To a transnational mindset, institutions exist to promote issues. America is only of value to the extent that it can promote the left’s agenda. To the extent that it doesn’t, America is dead weight.
Once Bush was out, Iraq ceased to matter because it was no longer a packaged issue. It couldn’t be broken down into a simplistic Blame Bush policy agenda. And so Obama stopped paying attention.
Now Iraq is getting in the way of the things that he really cares about, such as illegal alien amnesty, dismantling Israel and transsexual bathrooms, because these are ideologically meaningful issues to him. And like every other obstacle, whether it was the national debt or the VA scandal, he pretends to take them seriously until a sufficient amount of time passes and he can dismiss them as “phony scandals”.

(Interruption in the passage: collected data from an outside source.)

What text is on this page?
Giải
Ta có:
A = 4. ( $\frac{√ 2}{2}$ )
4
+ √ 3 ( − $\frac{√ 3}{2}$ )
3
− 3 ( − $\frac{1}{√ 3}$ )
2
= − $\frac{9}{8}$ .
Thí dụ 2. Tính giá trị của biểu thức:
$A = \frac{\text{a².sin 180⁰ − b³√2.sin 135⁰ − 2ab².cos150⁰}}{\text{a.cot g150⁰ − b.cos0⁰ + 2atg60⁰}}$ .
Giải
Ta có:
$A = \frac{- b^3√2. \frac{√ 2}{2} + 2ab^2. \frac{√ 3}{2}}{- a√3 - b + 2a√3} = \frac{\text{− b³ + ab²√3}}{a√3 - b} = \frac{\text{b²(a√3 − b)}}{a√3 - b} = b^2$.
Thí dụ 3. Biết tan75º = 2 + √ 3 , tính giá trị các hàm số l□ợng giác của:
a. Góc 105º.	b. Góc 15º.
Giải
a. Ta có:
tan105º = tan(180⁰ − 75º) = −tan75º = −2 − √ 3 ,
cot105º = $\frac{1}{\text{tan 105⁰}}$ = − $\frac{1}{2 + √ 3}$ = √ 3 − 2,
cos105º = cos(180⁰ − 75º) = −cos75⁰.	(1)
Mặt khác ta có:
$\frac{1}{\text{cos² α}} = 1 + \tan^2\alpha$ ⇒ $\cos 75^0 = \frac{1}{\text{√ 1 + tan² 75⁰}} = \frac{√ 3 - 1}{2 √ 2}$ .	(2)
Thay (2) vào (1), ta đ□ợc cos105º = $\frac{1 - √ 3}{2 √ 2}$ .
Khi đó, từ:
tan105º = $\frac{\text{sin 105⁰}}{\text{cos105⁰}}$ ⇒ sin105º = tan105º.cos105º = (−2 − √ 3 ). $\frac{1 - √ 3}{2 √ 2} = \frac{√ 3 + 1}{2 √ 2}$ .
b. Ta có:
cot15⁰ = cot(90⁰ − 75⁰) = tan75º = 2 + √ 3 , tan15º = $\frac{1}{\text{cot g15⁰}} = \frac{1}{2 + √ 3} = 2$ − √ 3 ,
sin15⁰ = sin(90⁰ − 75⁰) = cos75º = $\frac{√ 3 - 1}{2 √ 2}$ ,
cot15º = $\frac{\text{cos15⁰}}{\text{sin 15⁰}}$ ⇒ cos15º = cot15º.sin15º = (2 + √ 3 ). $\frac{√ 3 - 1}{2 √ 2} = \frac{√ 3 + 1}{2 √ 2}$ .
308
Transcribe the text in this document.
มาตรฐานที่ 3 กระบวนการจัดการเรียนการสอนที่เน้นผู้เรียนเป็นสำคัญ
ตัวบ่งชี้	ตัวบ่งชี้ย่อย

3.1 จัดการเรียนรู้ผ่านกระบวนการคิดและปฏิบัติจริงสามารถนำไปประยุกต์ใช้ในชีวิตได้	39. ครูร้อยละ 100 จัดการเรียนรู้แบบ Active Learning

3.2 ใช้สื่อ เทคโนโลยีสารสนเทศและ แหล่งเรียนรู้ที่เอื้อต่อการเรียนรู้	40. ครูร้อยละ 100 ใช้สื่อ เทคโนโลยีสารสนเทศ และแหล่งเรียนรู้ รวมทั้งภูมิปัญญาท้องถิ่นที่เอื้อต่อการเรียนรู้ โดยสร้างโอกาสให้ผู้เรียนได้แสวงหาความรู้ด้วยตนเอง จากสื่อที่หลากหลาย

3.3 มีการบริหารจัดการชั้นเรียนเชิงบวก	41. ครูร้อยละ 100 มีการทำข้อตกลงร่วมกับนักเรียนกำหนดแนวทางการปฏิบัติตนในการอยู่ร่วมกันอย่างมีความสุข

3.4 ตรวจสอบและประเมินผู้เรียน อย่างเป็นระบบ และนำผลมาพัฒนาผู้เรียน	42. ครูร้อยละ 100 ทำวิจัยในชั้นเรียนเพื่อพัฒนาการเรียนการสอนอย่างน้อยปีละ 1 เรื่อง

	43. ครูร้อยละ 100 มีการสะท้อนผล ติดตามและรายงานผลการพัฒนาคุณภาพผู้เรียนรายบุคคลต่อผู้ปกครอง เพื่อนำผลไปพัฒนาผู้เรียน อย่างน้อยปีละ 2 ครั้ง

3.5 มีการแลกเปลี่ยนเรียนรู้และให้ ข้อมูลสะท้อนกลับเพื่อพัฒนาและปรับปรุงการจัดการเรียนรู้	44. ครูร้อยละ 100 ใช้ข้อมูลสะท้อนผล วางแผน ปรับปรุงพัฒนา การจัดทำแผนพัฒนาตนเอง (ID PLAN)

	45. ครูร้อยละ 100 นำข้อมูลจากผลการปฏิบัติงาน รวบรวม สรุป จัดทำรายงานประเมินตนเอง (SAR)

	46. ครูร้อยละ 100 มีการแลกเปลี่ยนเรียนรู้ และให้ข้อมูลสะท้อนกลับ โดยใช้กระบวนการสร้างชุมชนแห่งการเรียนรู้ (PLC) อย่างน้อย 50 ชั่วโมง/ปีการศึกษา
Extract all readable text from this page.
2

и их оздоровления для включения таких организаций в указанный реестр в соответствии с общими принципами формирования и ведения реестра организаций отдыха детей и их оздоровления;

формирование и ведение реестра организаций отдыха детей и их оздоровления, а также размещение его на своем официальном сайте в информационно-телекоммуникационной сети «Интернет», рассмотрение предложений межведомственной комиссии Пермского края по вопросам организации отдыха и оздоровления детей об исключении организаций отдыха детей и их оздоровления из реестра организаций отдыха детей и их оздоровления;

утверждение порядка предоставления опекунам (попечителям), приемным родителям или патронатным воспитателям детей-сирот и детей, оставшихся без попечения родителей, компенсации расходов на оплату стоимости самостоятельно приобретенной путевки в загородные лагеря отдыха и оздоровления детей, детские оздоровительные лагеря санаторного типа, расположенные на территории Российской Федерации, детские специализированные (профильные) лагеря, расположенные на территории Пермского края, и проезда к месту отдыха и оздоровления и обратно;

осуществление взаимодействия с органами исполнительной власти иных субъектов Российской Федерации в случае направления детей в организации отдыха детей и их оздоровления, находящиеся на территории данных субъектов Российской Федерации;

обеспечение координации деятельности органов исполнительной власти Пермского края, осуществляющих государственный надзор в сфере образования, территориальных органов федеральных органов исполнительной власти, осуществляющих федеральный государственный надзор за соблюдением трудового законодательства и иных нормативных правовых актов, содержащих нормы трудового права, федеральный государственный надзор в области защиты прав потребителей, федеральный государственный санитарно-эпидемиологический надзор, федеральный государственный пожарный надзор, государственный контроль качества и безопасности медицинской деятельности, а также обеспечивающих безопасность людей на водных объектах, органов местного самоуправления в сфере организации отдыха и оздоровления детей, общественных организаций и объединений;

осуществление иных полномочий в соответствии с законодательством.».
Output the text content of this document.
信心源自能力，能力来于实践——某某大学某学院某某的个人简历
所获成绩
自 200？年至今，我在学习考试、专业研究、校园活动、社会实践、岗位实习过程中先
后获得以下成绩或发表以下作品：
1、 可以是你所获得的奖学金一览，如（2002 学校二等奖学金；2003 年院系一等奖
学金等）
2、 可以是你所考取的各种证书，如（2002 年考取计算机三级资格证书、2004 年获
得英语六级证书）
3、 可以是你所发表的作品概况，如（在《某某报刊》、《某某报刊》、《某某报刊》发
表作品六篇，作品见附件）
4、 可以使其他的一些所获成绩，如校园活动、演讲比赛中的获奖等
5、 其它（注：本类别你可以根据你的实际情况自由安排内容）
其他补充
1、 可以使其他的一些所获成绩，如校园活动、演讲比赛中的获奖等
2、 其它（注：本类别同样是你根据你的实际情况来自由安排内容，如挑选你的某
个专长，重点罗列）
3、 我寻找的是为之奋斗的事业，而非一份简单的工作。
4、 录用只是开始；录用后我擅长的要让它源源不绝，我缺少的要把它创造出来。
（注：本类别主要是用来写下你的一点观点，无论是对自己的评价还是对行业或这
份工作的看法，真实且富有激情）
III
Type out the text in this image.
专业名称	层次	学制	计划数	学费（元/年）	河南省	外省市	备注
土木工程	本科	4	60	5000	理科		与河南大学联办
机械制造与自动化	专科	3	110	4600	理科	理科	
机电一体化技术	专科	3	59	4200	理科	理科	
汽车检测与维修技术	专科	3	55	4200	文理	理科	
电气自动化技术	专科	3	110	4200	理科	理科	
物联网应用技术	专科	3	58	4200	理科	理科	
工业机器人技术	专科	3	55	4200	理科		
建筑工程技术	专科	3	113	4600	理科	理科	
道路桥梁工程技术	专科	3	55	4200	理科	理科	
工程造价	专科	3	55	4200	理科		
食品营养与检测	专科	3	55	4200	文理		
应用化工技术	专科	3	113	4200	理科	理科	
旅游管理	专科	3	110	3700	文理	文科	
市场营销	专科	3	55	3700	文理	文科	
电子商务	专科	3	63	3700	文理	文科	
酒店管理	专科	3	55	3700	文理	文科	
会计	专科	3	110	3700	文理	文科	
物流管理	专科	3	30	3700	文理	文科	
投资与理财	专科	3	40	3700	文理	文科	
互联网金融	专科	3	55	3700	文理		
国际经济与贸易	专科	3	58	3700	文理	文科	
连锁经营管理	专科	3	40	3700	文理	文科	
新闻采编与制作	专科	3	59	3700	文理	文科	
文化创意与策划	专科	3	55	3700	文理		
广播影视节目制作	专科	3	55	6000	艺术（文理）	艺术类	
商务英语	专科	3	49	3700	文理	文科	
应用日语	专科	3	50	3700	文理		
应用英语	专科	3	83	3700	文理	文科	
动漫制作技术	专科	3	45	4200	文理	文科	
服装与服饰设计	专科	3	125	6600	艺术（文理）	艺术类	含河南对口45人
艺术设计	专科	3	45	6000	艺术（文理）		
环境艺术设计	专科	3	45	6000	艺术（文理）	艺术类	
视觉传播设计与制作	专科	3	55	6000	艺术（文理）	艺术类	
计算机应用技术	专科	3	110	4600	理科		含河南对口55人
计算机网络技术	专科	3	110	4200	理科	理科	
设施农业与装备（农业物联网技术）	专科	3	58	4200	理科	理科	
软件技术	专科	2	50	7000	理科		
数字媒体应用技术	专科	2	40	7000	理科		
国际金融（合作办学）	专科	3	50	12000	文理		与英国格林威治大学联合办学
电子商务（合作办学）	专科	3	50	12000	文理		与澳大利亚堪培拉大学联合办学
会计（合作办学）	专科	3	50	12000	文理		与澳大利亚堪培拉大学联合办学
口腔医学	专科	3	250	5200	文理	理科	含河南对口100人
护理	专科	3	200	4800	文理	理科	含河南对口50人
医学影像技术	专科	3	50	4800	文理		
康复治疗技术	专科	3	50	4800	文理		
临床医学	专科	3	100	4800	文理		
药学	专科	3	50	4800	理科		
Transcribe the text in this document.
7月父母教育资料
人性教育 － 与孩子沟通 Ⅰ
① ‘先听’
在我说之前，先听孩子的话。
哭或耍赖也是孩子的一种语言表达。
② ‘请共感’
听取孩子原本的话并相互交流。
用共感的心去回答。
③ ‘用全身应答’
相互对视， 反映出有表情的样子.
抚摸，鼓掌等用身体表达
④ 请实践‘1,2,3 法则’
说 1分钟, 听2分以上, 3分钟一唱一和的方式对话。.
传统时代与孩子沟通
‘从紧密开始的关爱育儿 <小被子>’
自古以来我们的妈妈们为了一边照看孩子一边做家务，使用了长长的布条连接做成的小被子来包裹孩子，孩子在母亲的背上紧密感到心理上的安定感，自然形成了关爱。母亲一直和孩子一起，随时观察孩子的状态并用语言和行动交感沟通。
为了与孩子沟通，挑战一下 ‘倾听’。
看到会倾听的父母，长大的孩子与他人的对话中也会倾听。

Obama didn’t just ignore Iraq because he wanted to avoid any connections to a war that he had helped make unpopular. He ignored Iraq because it had nothing to offer his ideology. If Iraq had a secular dictator, he might have been interested. If Islamists were fighting to take over from that dictator, there would have been planes and diplomats flying over Baghdad before you could shout, “Allah Akbar.”
It’s why he backed the Islamist overthrow of Arab governments, but not the popular protests against Islamist governments in Iran or Turkey.
But Iraq was a battle between Sunni and Shiite Islamists, backed by the Saudis and Iran. Even the left has trouble picking a side between two anti-American Islamic factions who are divided over theological issues, instead of practical things like dialectical materialism and the discourse of othering. In a pinch they pick the Iranian side as being more anti-American, but the prospect of American intervention on the same side as the Shiites confuses them even further and they have to go lie down in a dark room.
When there is no clear ideological guide, Obama takes meetings with generals, tunes them out, plays with his phone and delays doing something for as long as possible. That was the pattern in Afghanistan and Syria. Ideologues can’t function without an ideological orientation. When the ideological value of a problem is unclear, Obama either freezes up, like a robot whose manual was misplaced, or ignores it.
Obama’s only approach to Iraq came from Bush era opposition. Without Bush to push against, he had no idea what if anything should be done about Iraq. He still doesn’t. Instead he resorts to the antiquated attacks on Bush because it’s the last time that Iraq made any sense to him. It was the last time that the left had successfully packaged Iraq into a simple scenario in which there was only one right choice.
Ideologues are not big on independent thinking. When everything is politicized, they lose the ability to see the things that can’t be neatly assigned to one side or another. America is being run by a blinkered ideologue who ignores issues that fall outside his ideological spectrum.
Those problems that he doesn’t cause directly and intentionally through his ideology, he causes indirectly and unintentionally by being unable to operate outside his ideology except in an emergency. Like the difference between the pilot who flies a plane deliberately into a mountain and the one who accidentally flies it into a mountain, there is a gap in motivation, but not in outcome.
History will not record why Obama screwed everything up. It will only record that he did it.